O ministro Arlindo Ramos apelou aos autarcas para trabalharem "em permanente diálogo" destacando as primeiras acções dos novos poderes locais.  


  
  
"Restauração ao interior do mercado de todos os vendedores nos passeios, recolha de resíduos sólidos urbanos que proliferam por todo lugar, o estado intransitável de passeios da cidade de São Tomé e a institucionalização de uma polícia municipal", disse o governante são-tomense.  


  
 
"A nossa cidade capital reclama a intervenção urgente para devolver a  imagem que todos tínhamos", acrescentou, sublinhando ser "importante definir os objectivos com metas atingíveis".  


  
   
As eleições autárquicas de 25 de Julho passado ditaram vitória para o Movimento de Libertação de São Tomé e Príncipe - Partido Social Democrata (MLSTP-PSD) em quatro câmaras.
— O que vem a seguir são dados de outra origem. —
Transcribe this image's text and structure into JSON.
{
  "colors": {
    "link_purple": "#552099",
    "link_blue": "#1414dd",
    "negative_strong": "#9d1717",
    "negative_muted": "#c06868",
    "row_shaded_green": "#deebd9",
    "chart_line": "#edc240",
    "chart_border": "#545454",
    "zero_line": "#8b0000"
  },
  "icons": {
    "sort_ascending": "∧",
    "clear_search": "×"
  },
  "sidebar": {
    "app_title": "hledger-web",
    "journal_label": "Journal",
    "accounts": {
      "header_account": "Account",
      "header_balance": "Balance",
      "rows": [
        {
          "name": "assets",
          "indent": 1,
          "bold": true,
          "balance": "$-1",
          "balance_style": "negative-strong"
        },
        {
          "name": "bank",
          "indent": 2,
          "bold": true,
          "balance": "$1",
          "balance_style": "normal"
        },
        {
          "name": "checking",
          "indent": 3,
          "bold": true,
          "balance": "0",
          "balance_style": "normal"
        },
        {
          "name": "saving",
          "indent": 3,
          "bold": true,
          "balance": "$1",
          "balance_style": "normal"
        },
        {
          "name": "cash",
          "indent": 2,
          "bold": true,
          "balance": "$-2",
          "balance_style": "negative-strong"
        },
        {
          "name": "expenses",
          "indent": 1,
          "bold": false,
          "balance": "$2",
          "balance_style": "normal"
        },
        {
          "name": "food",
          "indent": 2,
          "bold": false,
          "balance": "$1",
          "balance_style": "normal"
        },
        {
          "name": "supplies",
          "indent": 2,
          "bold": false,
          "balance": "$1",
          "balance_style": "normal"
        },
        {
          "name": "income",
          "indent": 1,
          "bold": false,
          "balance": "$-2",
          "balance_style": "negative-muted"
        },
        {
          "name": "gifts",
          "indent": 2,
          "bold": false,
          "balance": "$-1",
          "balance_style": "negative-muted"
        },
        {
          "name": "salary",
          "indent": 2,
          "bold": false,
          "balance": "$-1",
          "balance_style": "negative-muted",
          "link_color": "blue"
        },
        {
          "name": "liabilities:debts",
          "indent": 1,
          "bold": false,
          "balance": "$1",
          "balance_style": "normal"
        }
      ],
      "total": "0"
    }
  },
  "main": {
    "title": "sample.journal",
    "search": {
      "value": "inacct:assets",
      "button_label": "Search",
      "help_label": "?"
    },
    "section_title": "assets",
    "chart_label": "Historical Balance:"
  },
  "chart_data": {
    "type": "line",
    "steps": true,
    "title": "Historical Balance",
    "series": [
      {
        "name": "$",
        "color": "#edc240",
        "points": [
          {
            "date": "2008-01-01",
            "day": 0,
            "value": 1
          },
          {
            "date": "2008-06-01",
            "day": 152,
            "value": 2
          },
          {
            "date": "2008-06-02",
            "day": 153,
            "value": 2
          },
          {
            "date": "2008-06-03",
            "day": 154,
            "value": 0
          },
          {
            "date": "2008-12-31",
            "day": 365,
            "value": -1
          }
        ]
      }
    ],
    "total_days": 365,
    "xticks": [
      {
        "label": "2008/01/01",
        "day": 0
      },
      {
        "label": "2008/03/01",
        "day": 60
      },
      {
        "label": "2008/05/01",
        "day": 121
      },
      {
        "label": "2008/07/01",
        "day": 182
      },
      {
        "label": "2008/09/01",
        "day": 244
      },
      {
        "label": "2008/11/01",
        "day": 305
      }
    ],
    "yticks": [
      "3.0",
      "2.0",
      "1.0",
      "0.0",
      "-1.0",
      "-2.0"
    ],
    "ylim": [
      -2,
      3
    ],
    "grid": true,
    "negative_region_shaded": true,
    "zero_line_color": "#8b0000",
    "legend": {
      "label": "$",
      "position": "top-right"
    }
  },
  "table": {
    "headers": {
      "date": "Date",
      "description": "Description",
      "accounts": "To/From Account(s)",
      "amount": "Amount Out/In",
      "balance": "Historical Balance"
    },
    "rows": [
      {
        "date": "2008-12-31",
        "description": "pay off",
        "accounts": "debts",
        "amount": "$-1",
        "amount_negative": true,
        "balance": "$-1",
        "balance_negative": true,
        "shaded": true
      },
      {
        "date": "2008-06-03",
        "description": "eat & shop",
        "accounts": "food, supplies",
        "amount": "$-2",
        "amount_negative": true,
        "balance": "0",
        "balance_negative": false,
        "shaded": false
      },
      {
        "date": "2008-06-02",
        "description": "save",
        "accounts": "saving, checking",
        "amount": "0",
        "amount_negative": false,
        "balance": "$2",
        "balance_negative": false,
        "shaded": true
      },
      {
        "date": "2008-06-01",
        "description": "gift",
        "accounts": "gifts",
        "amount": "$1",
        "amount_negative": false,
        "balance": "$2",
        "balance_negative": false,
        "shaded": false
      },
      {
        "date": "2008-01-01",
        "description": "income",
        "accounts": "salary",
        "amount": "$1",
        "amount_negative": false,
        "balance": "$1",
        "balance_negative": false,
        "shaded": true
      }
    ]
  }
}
Nomeadamente em Lembá, Lobata, Cantagalo e Caué.  


  
 
O partido Acção Democrática Independente (ADI), segundo mais votado nestas eleições, venceu o escrutínio nas duas câmaras mais importantes da ilha de São Tomé, nomeadamente Água Grande e Mé Zochi.  


  
  
Em cinco das seis câmaras municipais vão ser constituídos governos de coligação de poder local, porque nesses municípios nenhum partido conquistou a maioria absoluta.   


  
  
Apenas em Lembá, distrito mais ao norte da ilha de São Tomé, o MLSTP-PSD conquistou o poder com maioria absoluta, elegendo sete vereadores locais. 


  
 
O ministro Arlindo Ramos apelou aos novos autarcas que elaborarem uma "nova visão estratégia de gestão de recursos e disponibilidade" que permita "ao poder central desenhar um modelo de desenvolvimento coordenado e integrado". 


 

"Por estarem mais próximas às populações, os novos autarcas conhecem mais do que ninguém as suas demandas  (...) razão pela qual devem promover diligências necessárias no sentido de satisfazer gradualmente as populações no quadro das disponibilidades existentes", disse o ministro da descentralização.  


  
  
Ao todo, foram eleitos 55 autarcas, sendo 31 do MLSTP-PSD, 18 da ADI e seis do Partido da Convergência Democrática (PCD).